Arching her back, she relieved muscles cramped from a day bent over the table. Then Sera removed her apron and hung it on a hook by the door, before scrubbing her hands in a bowl of water. She tossed the dirty water down a drain in the corner, where it gurgled and swirled before racing off to join the rest of the wastewater on its course to the river.
She hurried from what had once been a storeroom and along the servants’ hallway. A quick glance at the clock in the servants’ hall as she passed confirmed she had perhaps an hour before Lord Branvale returned and demanded to see her work. She hurried on to the bright kitchen.
In the most warm and welcoming room of the entire house, Sera pulled out a chair and sat at the long oak table. The skylight above cast watery sunlight over her as she poured a mug of light ale from the jug and took several long gulps of the refreshing drink. Her throat was parched from a long day in the former cellar, and her stomach complained about the lack of sustenance.

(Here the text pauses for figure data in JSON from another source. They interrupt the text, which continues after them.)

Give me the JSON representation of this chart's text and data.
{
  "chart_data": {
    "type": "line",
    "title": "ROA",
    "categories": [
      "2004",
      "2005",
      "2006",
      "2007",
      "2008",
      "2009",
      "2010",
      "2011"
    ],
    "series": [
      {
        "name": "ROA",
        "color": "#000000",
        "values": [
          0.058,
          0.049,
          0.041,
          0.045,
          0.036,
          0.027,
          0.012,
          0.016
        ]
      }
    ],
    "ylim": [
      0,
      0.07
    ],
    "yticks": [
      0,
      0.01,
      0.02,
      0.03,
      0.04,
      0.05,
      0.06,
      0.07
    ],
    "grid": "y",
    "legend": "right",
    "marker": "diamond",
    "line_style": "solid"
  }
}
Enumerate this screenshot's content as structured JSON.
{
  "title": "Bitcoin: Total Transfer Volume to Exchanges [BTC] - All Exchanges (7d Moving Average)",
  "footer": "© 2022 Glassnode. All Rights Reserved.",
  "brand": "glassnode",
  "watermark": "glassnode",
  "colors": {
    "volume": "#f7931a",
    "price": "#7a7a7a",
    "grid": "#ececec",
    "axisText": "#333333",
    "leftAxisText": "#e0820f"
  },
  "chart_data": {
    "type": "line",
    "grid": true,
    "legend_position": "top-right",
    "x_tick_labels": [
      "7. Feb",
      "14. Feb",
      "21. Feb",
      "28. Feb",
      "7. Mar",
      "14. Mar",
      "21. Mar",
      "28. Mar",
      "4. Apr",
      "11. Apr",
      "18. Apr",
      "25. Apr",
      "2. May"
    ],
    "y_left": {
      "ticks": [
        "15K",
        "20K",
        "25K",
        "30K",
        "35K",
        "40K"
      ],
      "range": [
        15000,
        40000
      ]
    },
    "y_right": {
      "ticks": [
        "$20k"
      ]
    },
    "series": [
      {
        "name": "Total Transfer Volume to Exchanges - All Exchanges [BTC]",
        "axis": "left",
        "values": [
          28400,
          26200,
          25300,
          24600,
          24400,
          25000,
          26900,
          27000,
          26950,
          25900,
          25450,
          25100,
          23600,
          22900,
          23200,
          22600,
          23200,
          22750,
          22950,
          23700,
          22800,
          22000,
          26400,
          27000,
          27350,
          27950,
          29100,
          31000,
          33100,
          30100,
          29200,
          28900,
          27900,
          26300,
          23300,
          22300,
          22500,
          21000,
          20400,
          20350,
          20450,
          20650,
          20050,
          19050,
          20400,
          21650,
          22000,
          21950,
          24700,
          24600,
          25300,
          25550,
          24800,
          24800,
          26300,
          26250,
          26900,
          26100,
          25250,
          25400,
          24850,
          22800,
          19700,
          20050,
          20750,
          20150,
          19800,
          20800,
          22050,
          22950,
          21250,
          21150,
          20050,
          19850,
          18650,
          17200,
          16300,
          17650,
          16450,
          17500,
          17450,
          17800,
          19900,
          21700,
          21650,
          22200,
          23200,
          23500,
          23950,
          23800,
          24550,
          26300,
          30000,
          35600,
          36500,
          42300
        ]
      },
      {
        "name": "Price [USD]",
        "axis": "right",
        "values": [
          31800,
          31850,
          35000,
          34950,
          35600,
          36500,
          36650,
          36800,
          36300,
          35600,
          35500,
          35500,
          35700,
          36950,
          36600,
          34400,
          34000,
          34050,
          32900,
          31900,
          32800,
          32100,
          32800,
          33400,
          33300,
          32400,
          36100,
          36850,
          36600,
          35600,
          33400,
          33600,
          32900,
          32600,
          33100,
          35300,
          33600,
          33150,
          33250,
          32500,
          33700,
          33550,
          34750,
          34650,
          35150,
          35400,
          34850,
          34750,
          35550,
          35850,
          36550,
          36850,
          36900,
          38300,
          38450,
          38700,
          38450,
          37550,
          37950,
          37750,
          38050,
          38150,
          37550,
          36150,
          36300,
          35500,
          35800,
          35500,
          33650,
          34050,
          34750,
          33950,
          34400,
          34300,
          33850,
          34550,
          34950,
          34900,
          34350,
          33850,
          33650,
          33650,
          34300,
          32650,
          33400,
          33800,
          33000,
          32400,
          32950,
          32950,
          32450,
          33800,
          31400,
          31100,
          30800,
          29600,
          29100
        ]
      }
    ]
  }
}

“Here, that stomach’s so loud you’d wake sleeping babes.” Rosie Privatt, the cook, used a towel to pick up a plate from the stove and carry it over. Under the cast iron lid, she had kept warm a few slices of beef, potatoes, and long beans. Short in stature, Rosie had a generous smile and a kind nature. When Sera had joined the household, Rosie had been the cook’s assistant and, from their first day together, she had treated the young mage like a sibling.
“You are a gem, Rosie. I would starve without you.” Sera picked up a fork and silenced her grumbling stomach.
Her statement was literally true, as their master often worked Sera for long hours with no respite. He didn’t care if she ate or not, but he certainly ensured that he never skipped a meal. Not that she received any special lack of attention; Branvale treated all the servants under his roof poorly. His status as one of England’s twelve mages confirmed, in his mind, his superiority over everyone else.